Tips voor de prakijk!

Aanmerkelijkbelanghouders hebben tot eind 2023 de tijd om bovenmatige schulden af te bouwen tot maximaal € 700.000. Hierbij de volgende tips:

  • Bespreek een eventuele bovenmatige schuldverhouding met de vennootschap tijdig met je klant. Er wordt niet voorzien in een overgangsregeling voor bestaande schulden. De aanmerkelijkbelanghouder heeft nu nog tijd om maatregelen te treffen.

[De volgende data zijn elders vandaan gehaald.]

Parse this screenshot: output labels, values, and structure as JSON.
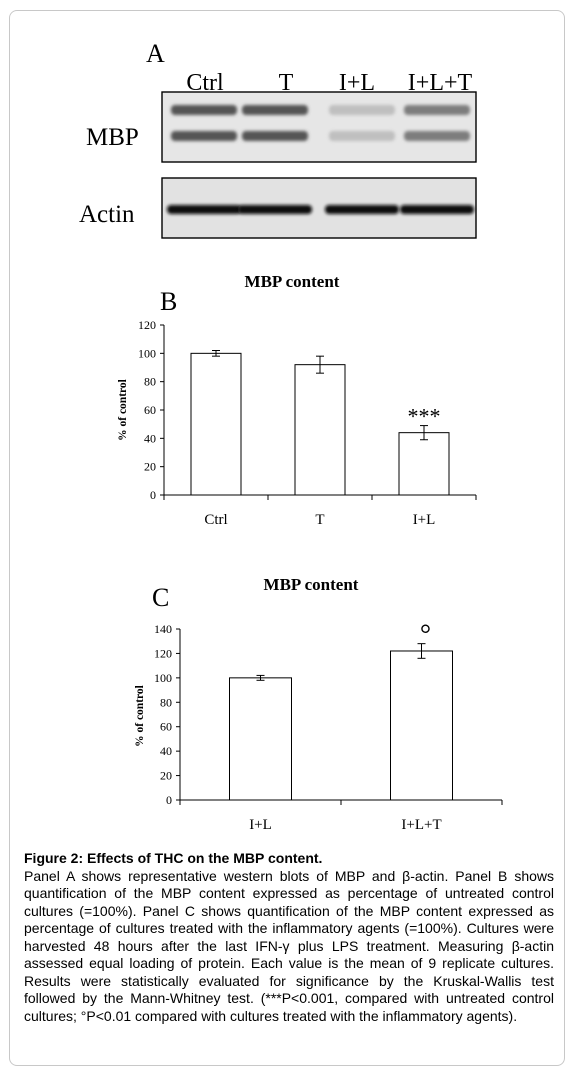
{
  "panel_a": {
    "letter": "A",
    "lanes": [
      "Ctrl",
      "T",
      "I+L",
      "I+L+T"
    ],
    "rows": [
      {
        "label": "MBP",
        "bands": 2,
        "intensity": [
          0.75,
          0.75,
          0.22,
          0.55
        ]
      },
      {
        "label": "Actin",
        "bands": 1,
        "intensity": [
          0.95,
          0.95,
          0.95,
          0.95
        ]
      }
    ]
  },
  "chart_data": [
    {
      "panel": "B",
      "type": "bar",
      "title": "MBP content",
      "categories": [
        "Ctrl",
        "T",
        "I+L"
      ],
      "values": [
        100,
        92,
        44
      ],
      "errors": [
        2,
        6,
        5
      ],
      "annotations": [
        "",
        "",
        "***"
      ],
      "xlabel": "",
      "ylabel": "% of control",
      "ylim": [
        0,
        120
      ],
      "yticks": [
        "0",
        "20",
        "40",
        "60",
        "80",
        "100",
        "120"
      ],
      "grid": false,
      "bar_color": "#ffffff"
    },
    {
      "panel": "C",
      "type": "bar",
      "title": "MBP content",
      "categories": [
        "I+L",
        "I+L+T"
      ],
      "values": [
        100,
        122
      ],
      "errors": [
        2,
        6
      ],
      "annotations": [
        "",
        "°"
      ],
      "xlabel": "",
      "ylabel": "% of control",
      "ylim": [
        0,
        140
      ],
      "yticks": [
        "0",
        "20",
        "40",
        "60",
        "80",
        "100",
        "120",
        "140"
      ],
      "grid": false,
      "bar_color": "#ffffff"
    }
  ],
  "caption": {
    "title": "Figure 2: Effects of THC on the MBP content.",
    "body": "Panel A shows representative western blots of MBP and β-actin. Panel B shows quantification of the MBP content expressed as percentage of untreated control cultures (=100%). Panel C shows quantification of the MBP content expressed as percentage of cultures treated with the inflammatory agents (=100%). Cultures were harvested 48 hours after the last IFN-γ plus LPS treatment. Measuring β-actin assessed equal loading of protein. Each value is the mean of 9 replicate cultures. Results were statistically evaluated for significance by the Kruskal-Wallis test followed by the Mann-Whitney test. (***P<0.001, compared with untreated control cultures; °P<0.01 compared with cultures treated with the inflammatory agents)."
  }
}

  • Veel ondernemers financieren de eigen woning bij de eigen onderneming. Het komt regelmatig voor dat de schuld geen aflossingsverplichting heeft, waardoor de schuld in box 3 zit. Als de schuld op een later moment kwalificeert als een eigenwoningschuld, door bijvoorbeeld een aflossingsverplichting aan te gaan, dan valt de schuld in box 1. Mogelijk is hierdoor minder box 2-belasting verschuldigd.
  • Als de schulden betrekking hebben op in box 3 belegd onroerend goed, kan het voorkomen dat de klant die wil laten overnemen door een bank. Houd dan rekening met de plannen in box 3 als het om de aftrek van schulden gaat.